The kneejerk cynicism of lads like Max Hastings aside, the plaintiffs involved in this case continue to act in service to a cause greater than themselves: as living witnesses to the atrocities of colonial Kenya; as the fulcra across which the lever of decolonization is laid.
Commenting on the Kikuyu case in the Daily Mail, Max Hastings charged that the plaintiffs had come to London “to exploit our feeble-minded justice system”. Hearing them “represents an exercise in state masochism”. I suspect that if members of Hastings’ club had been treated like the Kikuyu, he would be shouting from the rooftops for redress. But Kenyans remain, as colonial logic demanded, the other, bereft of the features and feelings that establish our common humanity.

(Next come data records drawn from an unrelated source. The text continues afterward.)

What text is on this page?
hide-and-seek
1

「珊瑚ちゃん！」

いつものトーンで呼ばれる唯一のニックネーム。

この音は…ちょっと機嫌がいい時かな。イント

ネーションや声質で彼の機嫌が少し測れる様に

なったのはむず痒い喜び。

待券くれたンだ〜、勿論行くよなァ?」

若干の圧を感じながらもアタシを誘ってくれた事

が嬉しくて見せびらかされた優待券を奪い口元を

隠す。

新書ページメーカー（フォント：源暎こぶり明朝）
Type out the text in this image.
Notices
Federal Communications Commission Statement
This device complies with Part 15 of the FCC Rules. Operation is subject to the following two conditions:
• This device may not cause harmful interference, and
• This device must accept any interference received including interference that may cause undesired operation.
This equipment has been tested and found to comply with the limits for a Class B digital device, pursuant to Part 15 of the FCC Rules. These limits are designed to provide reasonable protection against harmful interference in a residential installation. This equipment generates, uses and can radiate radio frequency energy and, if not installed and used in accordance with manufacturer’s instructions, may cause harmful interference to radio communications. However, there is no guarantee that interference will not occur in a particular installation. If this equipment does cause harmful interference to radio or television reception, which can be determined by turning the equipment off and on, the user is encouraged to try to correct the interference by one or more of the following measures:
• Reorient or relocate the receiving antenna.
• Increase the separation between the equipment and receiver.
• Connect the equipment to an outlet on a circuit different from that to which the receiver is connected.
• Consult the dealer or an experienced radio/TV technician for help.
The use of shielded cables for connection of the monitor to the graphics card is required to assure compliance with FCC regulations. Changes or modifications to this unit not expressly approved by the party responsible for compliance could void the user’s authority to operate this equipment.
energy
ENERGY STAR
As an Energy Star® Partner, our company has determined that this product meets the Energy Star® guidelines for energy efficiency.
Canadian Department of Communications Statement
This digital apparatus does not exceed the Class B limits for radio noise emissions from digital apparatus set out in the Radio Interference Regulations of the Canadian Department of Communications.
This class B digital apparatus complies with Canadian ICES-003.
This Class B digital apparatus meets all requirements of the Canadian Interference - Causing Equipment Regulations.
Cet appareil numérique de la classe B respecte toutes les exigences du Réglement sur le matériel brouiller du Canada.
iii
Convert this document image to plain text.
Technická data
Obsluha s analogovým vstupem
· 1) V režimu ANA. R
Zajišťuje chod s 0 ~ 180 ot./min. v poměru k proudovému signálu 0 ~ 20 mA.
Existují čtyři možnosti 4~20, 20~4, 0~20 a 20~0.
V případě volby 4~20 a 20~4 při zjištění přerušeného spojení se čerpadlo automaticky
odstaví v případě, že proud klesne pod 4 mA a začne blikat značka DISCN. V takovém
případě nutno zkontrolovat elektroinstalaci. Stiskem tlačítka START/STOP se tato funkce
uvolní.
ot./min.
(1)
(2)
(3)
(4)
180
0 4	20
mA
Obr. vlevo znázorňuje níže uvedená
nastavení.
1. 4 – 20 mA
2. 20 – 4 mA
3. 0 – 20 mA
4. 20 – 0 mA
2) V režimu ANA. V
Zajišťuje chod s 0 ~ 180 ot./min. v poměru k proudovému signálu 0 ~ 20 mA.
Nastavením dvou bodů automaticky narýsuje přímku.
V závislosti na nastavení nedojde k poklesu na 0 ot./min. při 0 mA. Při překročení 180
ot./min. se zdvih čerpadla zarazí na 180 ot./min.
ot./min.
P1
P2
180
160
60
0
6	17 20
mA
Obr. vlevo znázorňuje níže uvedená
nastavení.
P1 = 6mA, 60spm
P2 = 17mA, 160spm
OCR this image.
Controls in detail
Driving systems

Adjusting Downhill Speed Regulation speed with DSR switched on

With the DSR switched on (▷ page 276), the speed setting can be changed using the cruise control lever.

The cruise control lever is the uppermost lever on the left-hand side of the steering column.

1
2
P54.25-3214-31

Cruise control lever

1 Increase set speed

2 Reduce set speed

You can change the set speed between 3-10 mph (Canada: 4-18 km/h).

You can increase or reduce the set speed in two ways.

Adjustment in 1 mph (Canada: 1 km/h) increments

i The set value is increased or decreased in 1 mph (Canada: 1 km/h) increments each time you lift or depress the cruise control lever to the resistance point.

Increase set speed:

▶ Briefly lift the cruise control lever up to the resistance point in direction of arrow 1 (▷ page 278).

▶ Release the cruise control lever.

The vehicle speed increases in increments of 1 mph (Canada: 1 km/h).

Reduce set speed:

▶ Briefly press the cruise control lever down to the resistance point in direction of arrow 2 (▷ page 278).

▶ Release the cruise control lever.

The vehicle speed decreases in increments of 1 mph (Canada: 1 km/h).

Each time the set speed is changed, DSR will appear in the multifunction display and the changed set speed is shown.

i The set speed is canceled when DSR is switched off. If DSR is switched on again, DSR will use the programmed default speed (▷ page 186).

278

So, in the eyes of much of the elite, do welfare recipients, “problem families”, Muslims and asylum seekers. The process of dehumanisation, so necessary to the colonial project, turns inwards. Until this nation is prepared to recognise what happened and how it was justified, Britain, like the countries it occupied, will remain blighted by imperialism.
Ideological separation from the Community of Mankind predicates dehumanization.